Ağabeyden İran’ı dövmesini istemesi doğal.
Sadece bu isteğin dile getirilmiş olduğunun belgesiyle açıklanması yeni.
Pakistan’ın nükleer silah donanımı ABD’yi mutlu eder mi, etmediğini Wikileaks açık etmiş o kadar.
Türkiye MR’ı
Musevi lobisinin egemen olduğu Amerika’da “Türkiye’nin van minıt”la başlayan İsrail karşıtı tavrının sempatiyle karşılanacağını kim sanabilirdi?
Ya da...
Türkiye’nin İran’la Davutoğlu imzalı “yok böyle dans” prodüksiyonuna Washington-Tel Aviv jürisinden “not” elbette çıkmaz.
Ya “AB’nin Türkiye’yi tam üye yapmaya hiç de niyeti olmadığını” bilmek için, Amerikan diplomatlarının Washington’a gönderdikleri nota ihtiyaç mı var?

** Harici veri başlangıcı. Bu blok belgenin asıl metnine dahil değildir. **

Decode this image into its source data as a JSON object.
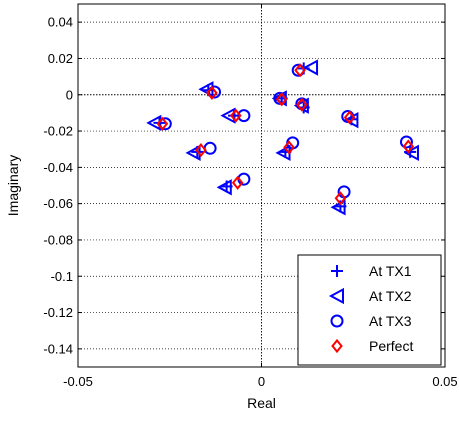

Bir süredir Türkiye için “eksen kayması” yazılıyor, çiziliyor.
Bu iddialar ABD belgelerinden Wikileaks açıklamasıyla mı akılları başlara getirecek?
Abdullah Gül ile Tayyip Erdoğan yola birlikte çıkmışlar ama beraber ıslandıkları yıllar geride kalmış.
Tuzları kuruduktan sonra da bu yol arkadaşlığının sürdüğünü ve süreceğini politikaya biraz aşina olanlar ihtiyatla karşılıyorlardı.
Yağmur durmuşsa ortak şemsiyeye ihtiyaç kalmaz.
Erdoğan’ın otoriter kişiliği, “iş kolik” diye anılan çalışma temposu...
El yazısına da yansıyan o kaligrafi özenin “mükemmeliyetçilik” psikolojisinin işareti olduğu...
Yakın çevre için “yetenek MR’ı” serbest dolaşımda.
“Servet ve yakınları zenginleştirme” iddiaları daha 2000 yıl öncesinden bu yana konuşulmakta.
ABD’nin Ankara’daki diplomatları da -kanıtlanamadı- notuyla bu konuşmaları yansıtmış.
Akiyev’in Ankara’ya ters köşeden bakışı “Ermenista’la gizli protokol” sızıntısından sonra zaten apaçık ortaya konmuş değil miydi?
Davutoğlu belli ki Anakara’daki ABD diplomatlarını fazlasıyla tedirgin etmiş.
Bunun böyle olduğu zaten biliniyordu.
“Komşularla sıfır problem” paradigması İran’la da “sıfır problem” demektir.
Batı’nın ve ABD’nin 60 yıllık omuz omuzalığı bir tarafta ve tam karşıdaki İran öbür taraftayken “sıfır problem” nasıl olacak?
Yeni Osmanlı politikası iddiaları herhalde “Başbakan Erdoğan’ın Lübnan’da SULTAN” diye karşılanması üzerine daha da köpürtülmekte.
.....................
Şimdiye kadar yayınlanan Wikileaks belgelerinde belleğimi şiddetle sarsacak “yüksek voltajı” almadım.
Ne var ki...
“Bu iyi gazetecilik olayına” şapka çıkarıyorum.